Weeks before the Supreme Court’s emergency session that could determine the fate of TikTok in the United States, Donald Trump on Friday issued a legal filing asking the high court to pause the law that would ban the Chinese-owned social media app if it isn’t sold by January 19.

The filing did not comment on the legal arguments of the law, which was signed under President Biden over national security concerns that have mounted in recent years. Instead, it touted Trump as “one of the most powerful, prolific, and influential users of social media in history,” noting his 14.7 million followers on TikTok. The president also echoed TikTok’s arguments that the law illegally restricts the First Amendment.

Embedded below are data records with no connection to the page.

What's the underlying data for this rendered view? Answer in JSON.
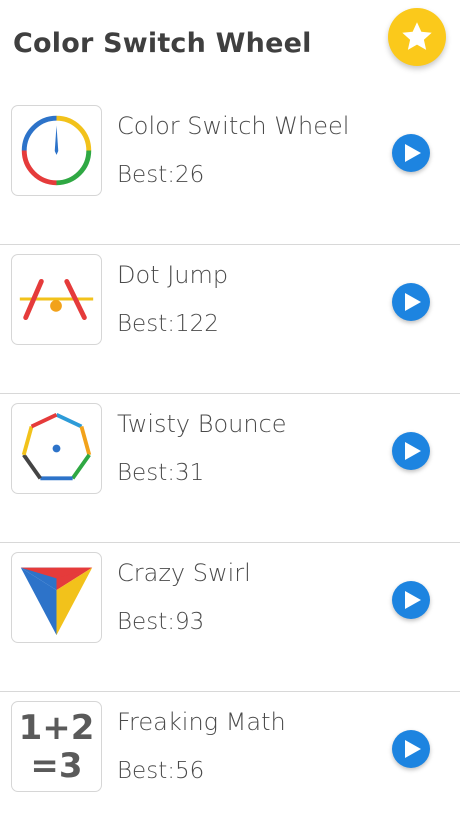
{
  "header": {
    "title": "Color Switch Wheel",
    "star_icon": "star-icon",
    "accent": "#fbc91b"
  },
  "games": [
    {
      "name": "Color Switch Wheel",
      "best": "Best:26",
      "icon": "color-wheel-icon"
    },
    {
      "name": "Dot Jump",
      "best": "Best:122",
      "icon": "dot-jump-icon"
    },
    {
      "name": "Twisty Bounce",
      "best": "Best:31",
      "icon": "twisty-bounce-icon"
    },
    {
      "name": "Crazy Swirl",
      "best": "Best:93",
      "icon": "crazy-swirl-icon"
    },
    {
      "name": "Freaking Math",
      "best": "Best:56",
      "icon": "freaking-math-icon",
      "icon_text": [
        "1+2",
        "=3"
      ]
    }
  ],
  "colors": {
    "play_button": "#1d84e0",
    "divider": "#d8d8d8"
  }
}
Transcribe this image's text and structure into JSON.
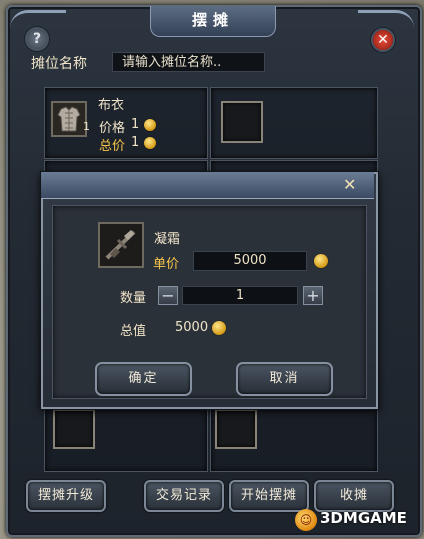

The filing marks the latest chapter in Trump’s shifting views regarding the popular app after he tried, and failed, to ban it in 2020. After meeting with TikTok’s CEO earlier this month, Trump hinted at possibly intervening before the law’s implementation, saying that he had a “warm spot” for the platform. In March, Trump experienced a similar reversal following a meeting with Jeff Yass, a conservative hedge-fund manager who happens to have a $33 billion stake in TikTok. All of this has come against the backdrop of Trump’s increasing coziness with some of tech’s most prominent billionaires.

D. John Sauer, Trump’s lawyer and nominee for solicitor general, wrote on Friday: “President Trump takes no position on the underlying merits of this dispute. Instead, he respectfully requests that the Court consider staying the Act’s deadline for divestment of January 19, 2025, while it considers the merits of this case, thus permitting President Trump’s incoming Administration the opportunity to pursue a political resolution of the questions at issue in the case.”